Lexie Alford was 21 by the time she had reached every corner of the globe. Now at just 22, she uses her online platforms and persona – aptly, ‘Lexie Limitless’ – to inspire budding travellers via Instagram, YouTube and her website.
We caught up with Lexie to celebrate her title as the youngest person to reach every country in the world. Originally from northern California – which she describes in our chat as “the most diverse of the American states, there’s nowhere I’d rather be,” she currently resides full time in sunny Los Angeles.
Hey Lexie! Thank you for joining us. Firstly – have you managed to travel much in the past year or so?
It’s pretty crazy, I was at Carnaval in Brazil the day before the first registered case there (in early March). So I came back to the US and we were straight into full lockdown.
But yes, during lockdown I did manage to travel for work. I went to Turkey to do a two-week road trip for my YouTube, and another two week road trip in Iraqi-Kurdistan.
Did you set out with the intention of becoming the youngest person to reach every country in the world?
It was more of a natural evolution. I started travelling when I was really young because my mum has a travel agency, a business she started when she was just 19. Growing up she would always pull me out of school and take me exploring with her, which was really cool.
This lifestyle meant that by the time I was 18 I had travelled to around 70 countries already. I had graduated early from high school, and got my associates degree by 18.
But one of my biggest dreams, from being 12 years old, was that I wanted to experience what it was like to live for one year of my life with no school and no work. So I saved up, a crazy amount, so I could take this gap year and travel the world.
I wanted to see as much as I could, and learn as much as I could. It was during that gap year that it dawned on me: how many countries are there? I was only 18, I knew I had some time to do it. So I Googled the youngest person to travel to every country, and James Asquith’s Guinness World Record came up.
When I saw that, I knew I would regret it for the rest of my life if I didn’t at least try.

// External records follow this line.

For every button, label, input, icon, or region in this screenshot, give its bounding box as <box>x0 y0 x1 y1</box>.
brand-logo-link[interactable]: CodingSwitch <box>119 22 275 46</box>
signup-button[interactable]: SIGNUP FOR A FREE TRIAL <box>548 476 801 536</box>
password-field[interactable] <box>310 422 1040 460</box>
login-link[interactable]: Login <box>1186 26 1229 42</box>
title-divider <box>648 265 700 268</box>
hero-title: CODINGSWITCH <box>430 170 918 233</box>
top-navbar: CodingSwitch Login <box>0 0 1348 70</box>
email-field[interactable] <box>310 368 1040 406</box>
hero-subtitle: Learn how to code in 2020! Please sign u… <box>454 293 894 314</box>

A lot of people want nothing more than to travel, but financial and time restraints can get in the way. You’ve already said you had set that one year aside – but how did you pay for it?
My project was entirely self-funded. I was working for a really young age, and for my mum’s travel agency. I was really lucky because I was not only earning money, but I was learning so much about travel – specifically how I could do it on a shoestring budget.
I managed to stretch out those savings for a year and a half. And during that time I picked up my camera, started doing blogs, and learnt about social media. I was starting to meet people from the industry and built up a network. I slowly started getting more of a client-base that I was writing content for, and that’s really what launched my business that I run today.
It’s important to bear in mind that when you’re climbing a really big mountain, if you look right to the top you’re going to be discouraged and overwhelmed. But if you just take one step at a time, it’s a lot easier to get to the top.
Do you have a favourite place that you visited? And why?
I have a list, I have a top five. But this is like having to choose a favourite child. The places are my favourites for different reasons. I love Indonesia because of the diving. I’m a diver and the underwater world there is fascinating.
Venezuela, because of its natural beauty, and the kindness of the people. Pakistan was the most hospitable place and people I visited. It has an incredible mountain landscape as well.
Egypt for the history – its preservation is incredible. You can still see the paint and smoke on the walls inside the Great Pyramids. And Iceland. It’s just such a unique island, the most unique place in the world.